General Election 2024: Hunt accuses Starmer of ‘flip-flopping’ on VAT hike
The Tories and Labour have become embroiled in a row over VAT after Chancellor Jeremy Hunt accused Keir Starmer’s party of “flip-flopping” over tax policy.
Both parties – as well as the Liberal Democrats – have all ruled out raising value added tax (VAT) if they win the general election on July 4.
It comes as Prime Minister Rishi Sunak told the Times he was “confident that we will get the tax burden down”, and suggested to voters: “We are the party who has committed to bringing down inflation, which is the necessary condition for bringing down interest rates.”
But the two main parties have been trading blows over the sales tax, with Hunt writing in the Telegraph last night that Starmer and shadow Chancellor Rachel Reeves have “repeatedly refused to give the same guarantee about VAT”.
Hunt claimed in the piece that if Labour upped VAT to 21 per cent it could generate “about £9bn a year”, which he said would almost exactly fill the black hole in the party’s plans for spending, according to recent Treasury analysis.
“Coincidence?
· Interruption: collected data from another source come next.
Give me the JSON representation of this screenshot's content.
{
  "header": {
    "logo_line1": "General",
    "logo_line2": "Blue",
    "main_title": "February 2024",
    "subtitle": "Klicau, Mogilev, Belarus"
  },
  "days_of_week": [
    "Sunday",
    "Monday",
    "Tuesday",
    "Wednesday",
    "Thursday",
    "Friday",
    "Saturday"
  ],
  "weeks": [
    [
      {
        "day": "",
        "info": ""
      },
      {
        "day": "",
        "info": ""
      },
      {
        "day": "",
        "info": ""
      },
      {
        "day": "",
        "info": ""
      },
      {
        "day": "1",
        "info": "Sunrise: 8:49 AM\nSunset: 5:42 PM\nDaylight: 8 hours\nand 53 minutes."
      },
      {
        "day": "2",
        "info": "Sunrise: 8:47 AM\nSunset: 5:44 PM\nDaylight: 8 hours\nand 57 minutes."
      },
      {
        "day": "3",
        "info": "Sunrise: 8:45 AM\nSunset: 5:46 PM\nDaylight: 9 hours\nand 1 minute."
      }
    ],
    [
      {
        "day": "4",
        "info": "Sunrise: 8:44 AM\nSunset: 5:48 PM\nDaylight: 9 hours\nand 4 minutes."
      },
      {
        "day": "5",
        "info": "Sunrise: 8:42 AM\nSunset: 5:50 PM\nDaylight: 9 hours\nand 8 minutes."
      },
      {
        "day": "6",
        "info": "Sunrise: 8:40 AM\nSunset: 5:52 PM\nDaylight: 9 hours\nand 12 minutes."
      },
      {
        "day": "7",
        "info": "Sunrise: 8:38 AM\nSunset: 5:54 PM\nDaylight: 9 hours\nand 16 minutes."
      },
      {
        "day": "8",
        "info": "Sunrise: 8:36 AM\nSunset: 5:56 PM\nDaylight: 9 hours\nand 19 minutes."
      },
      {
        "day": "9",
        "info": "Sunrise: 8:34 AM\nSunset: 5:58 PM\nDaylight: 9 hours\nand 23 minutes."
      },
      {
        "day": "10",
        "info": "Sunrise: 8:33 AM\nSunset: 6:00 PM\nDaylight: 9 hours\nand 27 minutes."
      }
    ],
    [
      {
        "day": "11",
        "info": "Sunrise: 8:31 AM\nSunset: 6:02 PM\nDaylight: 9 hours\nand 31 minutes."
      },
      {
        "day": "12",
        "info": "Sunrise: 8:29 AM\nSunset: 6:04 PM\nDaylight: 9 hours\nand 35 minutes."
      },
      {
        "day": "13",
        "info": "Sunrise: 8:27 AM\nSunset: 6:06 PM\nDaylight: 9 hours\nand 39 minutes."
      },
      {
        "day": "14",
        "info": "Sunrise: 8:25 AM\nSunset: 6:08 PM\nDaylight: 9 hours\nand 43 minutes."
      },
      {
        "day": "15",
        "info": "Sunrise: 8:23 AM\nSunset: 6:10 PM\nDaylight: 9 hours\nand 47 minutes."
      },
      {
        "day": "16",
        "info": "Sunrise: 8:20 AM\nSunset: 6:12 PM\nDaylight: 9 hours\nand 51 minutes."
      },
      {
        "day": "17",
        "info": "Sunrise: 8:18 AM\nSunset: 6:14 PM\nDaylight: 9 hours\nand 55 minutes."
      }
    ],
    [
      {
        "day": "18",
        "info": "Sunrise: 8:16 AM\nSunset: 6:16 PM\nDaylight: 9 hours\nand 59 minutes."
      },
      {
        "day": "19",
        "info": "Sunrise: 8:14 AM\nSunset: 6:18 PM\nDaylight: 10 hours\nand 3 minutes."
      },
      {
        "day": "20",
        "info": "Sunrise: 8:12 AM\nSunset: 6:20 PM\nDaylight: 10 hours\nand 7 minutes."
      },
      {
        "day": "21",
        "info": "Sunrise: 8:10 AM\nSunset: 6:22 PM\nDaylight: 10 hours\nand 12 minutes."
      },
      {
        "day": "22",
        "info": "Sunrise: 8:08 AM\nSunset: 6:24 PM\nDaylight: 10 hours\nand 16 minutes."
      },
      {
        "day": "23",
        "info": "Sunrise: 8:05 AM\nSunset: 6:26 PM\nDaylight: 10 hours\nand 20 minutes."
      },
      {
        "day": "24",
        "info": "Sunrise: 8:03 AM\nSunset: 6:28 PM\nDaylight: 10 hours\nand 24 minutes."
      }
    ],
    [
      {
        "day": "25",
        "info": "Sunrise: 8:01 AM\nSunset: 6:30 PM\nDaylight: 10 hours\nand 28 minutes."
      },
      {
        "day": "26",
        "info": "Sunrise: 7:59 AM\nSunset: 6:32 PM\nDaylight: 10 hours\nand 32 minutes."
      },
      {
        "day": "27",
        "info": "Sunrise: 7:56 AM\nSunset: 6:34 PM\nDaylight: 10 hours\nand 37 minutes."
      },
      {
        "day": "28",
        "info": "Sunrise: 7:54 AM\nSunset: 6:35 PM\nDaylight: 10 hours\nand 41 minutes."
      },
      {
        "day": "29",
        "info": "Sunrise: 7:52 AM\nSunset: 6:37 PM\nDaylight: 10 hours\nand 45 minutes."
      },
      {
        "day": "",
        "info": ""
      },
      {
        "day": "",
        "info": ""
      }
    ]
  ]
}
I hardly think so. It’s clear Keir Starmer and Rachel Reeves have a plan to increase VAT, and they don’t want you to know about it until after polling day,” he argued.
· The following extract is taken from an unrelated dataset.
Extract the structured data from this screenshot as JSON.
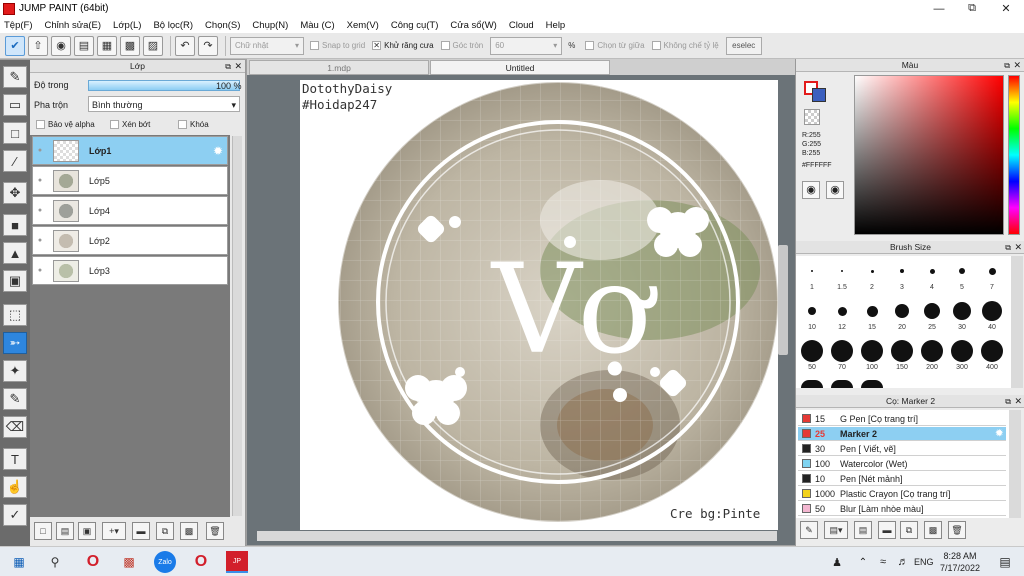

And Hunt vowed that a future Tory government would not increase any rate of income tax, national insurance or the main rate of VAT for the duration of the next Parliament, and urged Starmer to “make the same explicit commitment in front of a camera today”.
However, Reeves quickly hit back in a statement rubbishing Hunt’s claims as “absolute nonsense”. She insisted: “Labour will not be increasing income tax, national insurance or VAT. I want taxes on working people to be lower, not higher.”
Hunt then suggested Labour had “buckled today under pressure”, suggesting “as with the flip-flopping on £28bn, it demonstrates that they don’t have a plan for the economy”.
He reiterated his claim Labour would mean higher taxes of “£2,094 for the average family”.
Speaking on BBC Breakfast this morning, the Chancellor added: “What you have is a party that when it comes to the basic questions, cannot make up its mind.”
The Conservatives have also released their first election poster, which bears a giant red piggy bank bearing the words: “If you think Labour will win, start saving…”
Labour, for its part, claims the Conservatives have a spending black hole in their plans worth £71bn, where the Tories have allegedly failed to say where the money will come from.
Tory pledges would, according to Labour analysis, result in borrowing to plug the gap, which could in turn raise interest rates, resulting in a monthly mortgage payment increase of £350.
In an impromptu press conference on Wednesday, Labour’s Darren Jones said the Tories’ economic plans would require a £70bn borrowing increase, which would risk interest rates rising by 2.5 percentage points.
Labour said it had costed Tory plans in a document, styled like an official Budget, including Sunak’s pledges to bring back national service and a tax break for pensioners, which they branded a “kamikaze manifesto”.
Yet central to Labour’s calculations was its assumption that the Conservatives would immediately abolish national insurance, a payroll tax, if it stayed in power.
But the Tories have only said they’d pursue that goal when it’s affordable to do so, and haven’t put a specific time-frame on it.
Both parties are making their pledges against a challenging backdrop. The Institute for Fiscal Studies (IFS) said the next government will face the toughest fiscal inheritance in 70 years.